Pandemi ini menghadirkan salah satu peluang terbaik bagi fintech di seluruh dunia untuk mencapai pertumbuhan besar-besaran. Untuk Paymob, ia mengklaim telah meningkatkan pendapatan bulanannya lebih dari 5x tahun lalu. Perusahaan juga mencatat total volume pembayaran lebih dari $ 5 miliar dari lebih dari 35.000 pedagang lokal dan internasional seperti Swvl, LG, Breadfast, dan Tradeline..

Pertumbuhan ini memungkinkan perusahaan fintech untuk meningkatkan investasi tahap kedua setelah penutupan hanya $ 3,5 juta mulanya. Shawky mengatakan kepada TechCrunch bahwa kesepakatan itu terwujud setelah investor dan manajemen perusahaan menyaksikan “pertumbuhan yang belum pernah terjadi sebelumnya” yang didorong oleh pandemi “selain inisiatif baru yang diluncurkan oleh regulator, yang mendorong mereka untuk meningkatkan investasi untuk memenuhi permintaan kami yang terus meningkat.

Seperti yang diulang sebelumnya, fintech sedang naik daun di Mesir dengan perusahaan rintisan seperti Moneyfellows, NowPay, Raseedi, Flick menyediakan pinjaman, pembayaran, kekayaan dan layanan manajemen keuangan pribadi, dll..
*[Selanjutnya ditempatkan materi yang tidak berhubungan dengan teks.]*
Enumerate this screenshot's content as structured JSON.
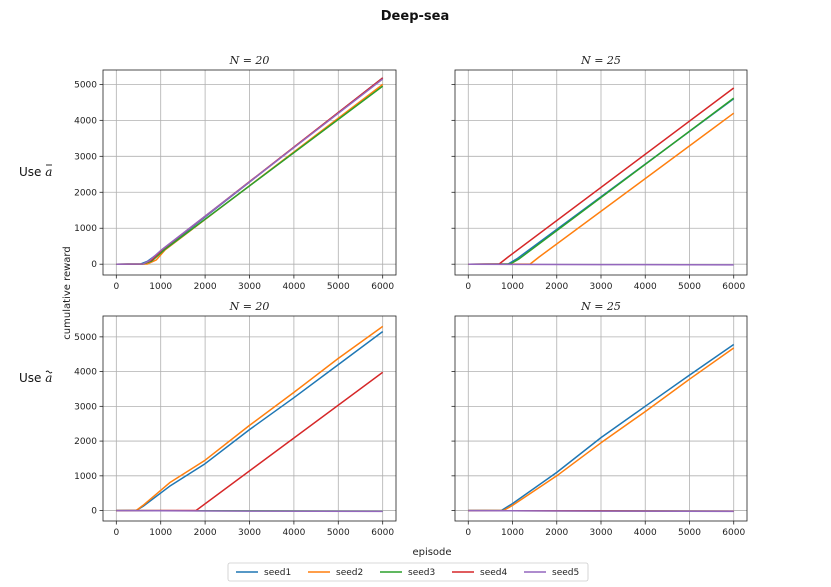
{
  "chart_data": {
    "type": "line",
    "title": "Deep-sea",
    "xlabel": "episode",
    "ylabel": "cumulative reward",
    "xlim": [
      -300,
      6300
    ],
    "xticks": [
      0,
      1000,
      2000,
      3000,
      4000,
      5000,
      6000
    ],
    "rows": [
      {
        "label": "Use ā",
        "bar_char": "a",
        "prefix": "Use "
      },
      {
        "label": "Use ã",
        "bar_char": "a",
        "prefix": "Use "
      }
    ],
    "grid": true,
    "legend_position": "bottom-center",
    "series_names": [
      "seed1",
      "seed2",
      "seed3",
      "seed4",
      "seed5"
    ],
    "series_colors": [
      "#1f77b4",
      "#ff7f0e",
      "#2ca02c",
      "#d62728",
      "#9467bd"
    ],
    "panels": [
      {
        "title": "N = 20",
        "row": 0,
        "col": 0,
        "ylim": [
          -300,
          5400
        ],
        "yticks": [
          0,
          1000,
          2000,
          3000,
          4000,
          5000
        ],
        "series": [
          {
            "name": "seed1",
            "points": [
              [
                0,
                0
              ],
              [
                550,
                5
              ],
              [
                700,
                80
              ],
              [
                1000,
                350
              ],
              [
                6000,
                5180
              ]
            ]
          },
          {
            "name": "seed2",
            "points": [
              [
                0,
                0
              ],
              [
                700,
                5
              ],
              [
                900,
                120
              ],
              [
                1100,
                400
              ],
              [
                6000,
                5000
              ]
            ]
          },
          {
            "name": "seed3",
            "points": [
              [
                0,
                0
              ],
              [
                600,
                5
              ],
              [
                800,
                90
              ],
              [
                1100,
                420
              ],
              [
                6000,
                4950
              ]
            ]
          },
          {
            "name": "seed4",
            "points": [
              [
                0,
                0
              ],
              [
                600,
                5
              ],
              [
                800,
                120
              ],
              [
                1050,
                420
              ],
              [
                6000,
                5180
              ]
            ]
          },
          {
            "name": "seed5",
            "points": [
              [
                0,
                0
              ],
              [
                600,
                5
              ],
              [
                750,
                100
              ],
              [
                1000,
                380
              ],
              [
                6000,
                5150
              ]
            ]
          }
        ]
      },
      {
        "title": "N = 25",
        "row": 0,
        "col": 1,
        "ylim": [
          -300,
          5400
        ],
        "yticks": [
          0,
          1000,
          2000,
          3000,
          4000,
          5000
        ],
        "series": [
          {
            "name": "seed1",
            "points": [
              [
                0,
                0
              ],
              [
                900,
                5
              ],
              [
                1100,
                150
              ],
              [
                6000,
                4600
              ]
            ]
          },
          {
            "name": "seed2",
            "points": [
              [
                0,
                0
              ],
              [
                1400,
                5
              ],
              [
                1600,
                200
              ],
              [
                6000,
                4200
              ]
            ]
          },
          {
            "name": "seed3",
            "points": [
              [
                0,
                0
              ],
              [
                950,
                5
              ],
              [
                1150,
                150
              ],
              [
                6000,
                4620
              ]
            ]
          },
          {
            "name": "seed4",
            "points": [
              [
                0,
                0
              ],
              [
                700,
                5
              ],
              [
                900,
                200
              ],
              [
                6000,
                4900
              ]
            ]
          },
          {
            "name": "seed5",
            "points": [
              [
                0,
                0
              ],
              [
                3000,
                -10
              ],
              [
                6000,
                -20
              ]
            ]
          }
        ]
      },
      {
        "title": "N = 20",
        "row": 1,
        "col": 0,
        "ylim": [
          -300,
          5600
        ],
        "yticks": [
          0,
          1000,
          2000,
          3000,
          4000,
          5000
        ],
        "series": [
          {
            "name": "seed1",
            "points": [
              [
                0,
                0
              ],
              [
                450,
                5
              ],
              [
                600,
                120
              ],
              [
                1200,
                700
              ],
              [
                2000,
                1350
              ],
              [
                3000,
                2330
              ],
              [
                4000,
                3250
              ],
              [
                5000,
                4200
              ],
              [
                6000,
                5150
              ]
            ]
          },
          {
            "name": "seed2",
            "points": [
              [
                0,
                0
              ],
              [
                450,
                5
              ],
              [
                600,
                150
              ],
              [
                1200,
                800
              ],
              [
                2000,
                1450
              ],
              [
                3000,
                2450
              ],
              [
                4000,
                3400
              ],
              [
                5000,
                4380
              ],
              [
                6000,
                5300
              ]
            ]
          },
          {
            "name": "seed3",
            "points": [
              [
                0,
                0
              ],
              [
                3000,
                -10
              ],
              [
                6000,
                -20
              ]
            ]
          },
          {
            "name": "seed4",
            "points": [
              [
                0,
                0
              ],
              [
                1800,
                5
              ],
              [
                6000,
                3980
              ]
            ]
          },
          {
            "name": "seed5",
            "points": [
              [
                0,
                0
              ],
              [
                3000,
                -15
              ],
              [
                6000,
                -25
              ]
            ]
          }
        ]
      },
      {
        "title": "N = 25",
        "row": 1,
        "col": 1,
        "ylim": [
          -300,
          5600
        ],
        "yticks": [
          0,
          1000,
          2000,
          3000,
          4000,
          5000
        ],
        "series": [
          {
            "name": "seed1",
            "points": [
              [
                0,
                0
              ],
              [
                750,
                5
              ],
              [
                1000,
                200
              ],
              [
                2000,
                1100
              ],
              [
                3000,
                2100
              ],
              [
                4000,
                3000
              ],
              [
                5000,
                3900
              ],
              [
                6000,
                4780
              ]
            ]
          },
          {
            "name": "seed2",
            "points": [
              [
                0,
                0
              ],
              [
                800,
                5
              ],
              [
                1000,
                150
              ],
              [
                2000,
                1000
              ],
              [
                3000,
                1950
              ],
              [
                4000,
                2850
              ],
              [
                5000,
                3780
              ],
              [
                6000,
                4680
              ]
            ]
          },
          {
            "name": "seed3",
            "points": [
              [
                0,
                0
              ],
              [
                3000,
                -10
              ],
              [
                6000,
                -20
              ]
            ]
          },
          {
            "name": "seed4",
            "points": [
              [
                0,
                0
              ],
              [
                3000,
                -10
              ],
              [
                6000,
                -20
              ]
            ]
          },
          {
            "name": "seed5",
            "points": [
              [
                0,
                0
              ],
              [
                3000,
                -15
              ],
              [
                6000,
                -25
              ]
            ]
          }
        ]
      }
    ]
  }
}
Ekosistem fintech Mesir juga mendapat dorongan besar ketika fintech yang sedang menjabat Fawry menjadi unicorn yang diperdagangkan secara publik untuk pertama kalinya.. Sejak diluncurkan pada tahun 2007, Fawry telah menjadi platform pembayaran online terbesar di negara ini dan menawarkan berbagai layanan mulai dari dompet seluler hingga layanan perbankan.. Kehadiran lama Will Fawry menjadi tantangan bagi upaya Paymob untuk menjadi fintech yang dominan juga? Shawky tidak berpikir demikian.
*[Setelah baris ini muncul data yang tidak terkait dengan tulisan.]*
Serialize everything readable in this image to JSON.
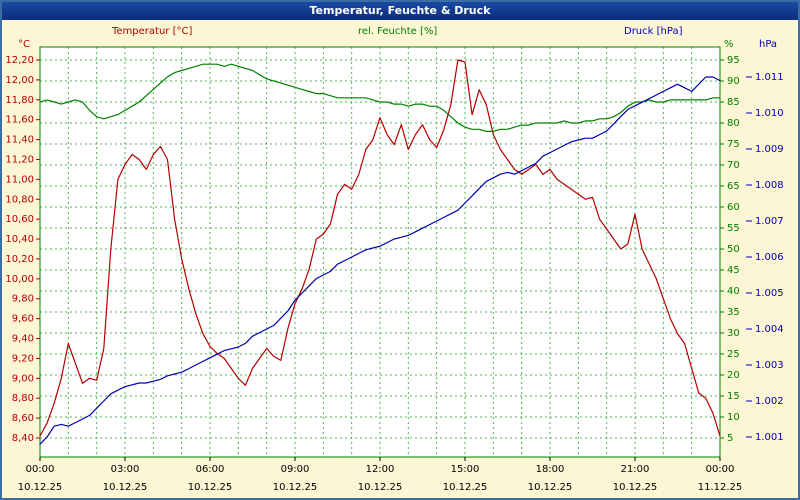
{
  "window": {
    "title": "Temperatur, Feuchte & Druck"
  },
  "colors": {
    "background": "#fdf6d5",
    "window_border": "#3a6ea5",
    "titlebar": "#123f8f",
    "titlebar_text": "#ffffff",
    "grid": "#55b055",
    "plot_border": "#008000",
    "temperature_series": "#b40000",
    "humidity_series": "#008000",
    "pressure_series": "#0000b0",
    "x_label_text": "#000000"
  },
  "chart_data": {
    "type": "line",
    "title": "Temperatur, Feuchte & Druck",
    "grid": "on",
    "legend_position": "top",
    "sample_interval_minutes": 15,
    "x_axis": {
      "hours_span": 24,
      "tick_times": [
        "00:00",
        "03:00",
        "06:00",
        "09:00",
        "12:00",
        "15:00",
        "18:00",
        "21:00",
        "00:00"
      ],
      "tick_dates": [
        "10.12.25",
        "10.12.25",
        "10.12.25",
        "10.12.25",
        "10.12.25",
        "10.12.25",
        "10.12.25",
        "10.12.25",
        "11.12.25"
      ]
    },
    "axes": {
      "temperature": {
        "title": "Temperatur [°C]",
        "unit": "°C",
        "color": "#b40000",
        "side": "left",
        "top_value": 12.2,
        "bottom_value": 8.4,
        "tick_step": 0.2,
        "tick_labels": [
          "12,20",
          "12,00",
          "11,80",
          "11,60",
          "11,40",
          "11,20",
          "11,00",
          "10,80",
          "10,60",
          "10,40",
          "10,20",
          "10,00",
          "9,80",
          "9,60",
          "9,40",
          "9,20",
          "9,00",
          "8,80",
          "8,60",
          "8,40"
        ]
      },
      "humidity": {
        "title": "rel. Feuchte [%]",
        "unit": "%",
        "color": "#008000",
        "side": "right",
        "top_value": 95,
        "bottom_value": 5,
        "tick_step": 5,
        "tick_labels": [
          "95",
          "90",
          "85",
          "80",
          "75",
          "70",
          "65",
          "60",
          "55",
          "50",
          "45",
          "40",
          "35",
          "30",
          "25",
          "20",
          "15",
          "10",
          "5"
        ]
      },
      "pressure": {
        "title": "Druck [hPa]",
        "unit": "hPa",
        "color": "#0000b0",
        "side": "far-right",
        "top_value": 1011,
        "bottom_value": 1001,
        "tick_step": 1,
        "tick_labels": [
          "1.011",
          "1.010",
          "1.009",
          "1.008",
          "1.007",
          "1.006",
          "1.005",
          "1.004",
          "1.003",
          "1.002",
          "1.001"
        ]
      }
    },
    "series": [
      {
        "name": "Temperatur",
        "axis": "temperature",
        "color": "#b40000",
        "values": [
          8.42,
          8.55,
          8.75,
          9.0,
          9.35,
          9.15,
          8.95,
          9.0,
          8.98,
          9.3,
          10.3,
          11.0,
          11.15,
          11.25,
          11.2,
          11.1,
          11.25,
          11.33,
          11.2,
          10.6,
          10.2,
          9.9,
          9.65,
          9.45,
          9.32,
          9.25,
          9.2,
          9.1,
          9.0,
          8.93,
          9.1,
          9.2,
          9.3,
          9.22,
          9.18,
          9.5,
          9.75,
          9.9,
          10.1,
          10.4,
          10.45,
          10.55,
          10.85,
          10.95,
          10.9,
          11.05,
          11.3,
          11.4,
          11.62,
          11.45,
          11.35,
          11.55,
          11.3,
          11.45,
          11.55,
          11.4,
          11.32,
          11.5,
          11.75,
          12.2,
          12.18,
          11.65,
          11.9,
          11.75,
          11.45,
          11.3,
          11.2,
          11.1,
          11.05,
          11.1,
          11.15,
          11.05,
          11.1,
          11.0,
          10.95,
          10.9,
          10.85,
          10.8,
          10.82,
          10.6,
          10.5,
          10.4,
          10.3,
          10.35,
          10.65,
          10.3,
          10.15,
          10.0,
          9.8,
          9.6,
          9.45,
          9.35,
          9.1,
          8.85,
          8.8,
          8.65,
          8.42
        ]
      },
      {
        "name": "rel. Feuchte",
        "axis": "humidity",
        "color": "#008000",
        "values": [
          85,
          85.5,
          85,
          84.5,
          85,
          85.5,
          85,
          83,
          81.5,
          81,
          81.5,
          82,
          83,
          84,
          85,
          86.5,
          88,
          89.5,
          91,
          92,
          92.5,
          93,
          93.5,
          94,
          94,
          94,
          93.5,
          94,
          93.5,
          93,
          92.5,
          91.5,
          90.5,
          90,
          89.5,
          89,
          88.5,
          88,
          87.5,
          87,
          87,
          86.5,
          86,
          86,
          86,
          86,
          86,
          85.5,
          85,
          85,
          84.5,
          84.5,
          84,
          84.5,
          84.5,
          84,
          84,
          83,
          81.5,
          80,
          79,
          78.5,
          78.5,
          78,
          78,
          78.5,
          78.5,
          79,
          79.5,
          79.5,
          80,
          80,
          80,
          80,
          80.5,
          80,
          80,
          80.5,
          80.5,
          81,
          81,
          81.5,
          82.5,
          84,
          85,
          85,
          85.5,
          85,
          85,
          85.5,
          85.5,
          85.5,
          85.5,
          85.5,
          85.5,
          86,
          86
        ]
      },
      {
        "name": "Druck",
        "axis": "pressure",
        "color": "#0000b0",
        "values": [
          1000.8,
          1001.0,
          1001.3,
          1001.35,
          1001.3,
          1001.4,
          1001.5,
          1001.6,
          1001.8,
          1002.0,
          1002.2,
          1002.3,
          1002.4,
          1002.45,
          1002.5,
          1002.5,
          1002.55,
          1002.6,
          1002.7,
          1002.75,
          1002.8,
          1002.9,
          1003.0,
          1003.1,
          1003.2,
          1003.3,
          1003.4,
          1003.45,
          1003.5,
          1003.6,
          1003.8,
          1003.9,
          1004.0,
          1004.1,
          1004.3,
          1004.5,
          1004.8,
          1005.0,
          1005.2,
          1005.4,
          1005.5,
          1005.6,
          1005.8,
          1005.9,
          1006.0,
          1006.1,
          1006.2,
          1006.25,
          1006.3,
          1006.4,
          1006.5,
          1006.55,
          1006.6,
          1006.7,
          1006.8,
          1006.9,
          1007.0,
          1007.1,
          1007.2,
          1007.3,
          1007.5,
          1007.7,
          1007.9,
          1008.1,
          1008.2,
          1008.3,
          1008.35,
          1008.3,
          1008.4,
          1008.5,
          1008.6,
          1008.8,
          1008.9,
          1009.0,
          1009.1,
          1009.2,
          1009.25,
          1009.3,
          1009.3,
          1009.4,
          1009.5,
          1009.7,
          1009.9,
          1010.1,
          1010.2,
          1010.3,
          1010.4,
          1010.5,
          1010.6,
          1010.7,
          1010.8,
          1010.7,
          1010.6,
          1010.8,
          1011.0,
          1011.0,
          1010.9
        ]
      }
    ]
  }
}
“Pesaing utama Paymob adalah uang tunai. Dengan hanya sebagian kecil ekonomi yang beroperasi dalam bentuk digital, kami percaya kesempatan sungguh mengubah uang tunai menjadi digital masih harus dilakukan dibuka kuncinya,” dia berkata.

Konon, kenaikan gaji mengikuti peluncuran dua reksa dana – Algebra Ventures dan Sawari Ventures dalam apa yang dapat digambarkan sebagai minggu yang menarik bagi para pemula dan VC di negara ini.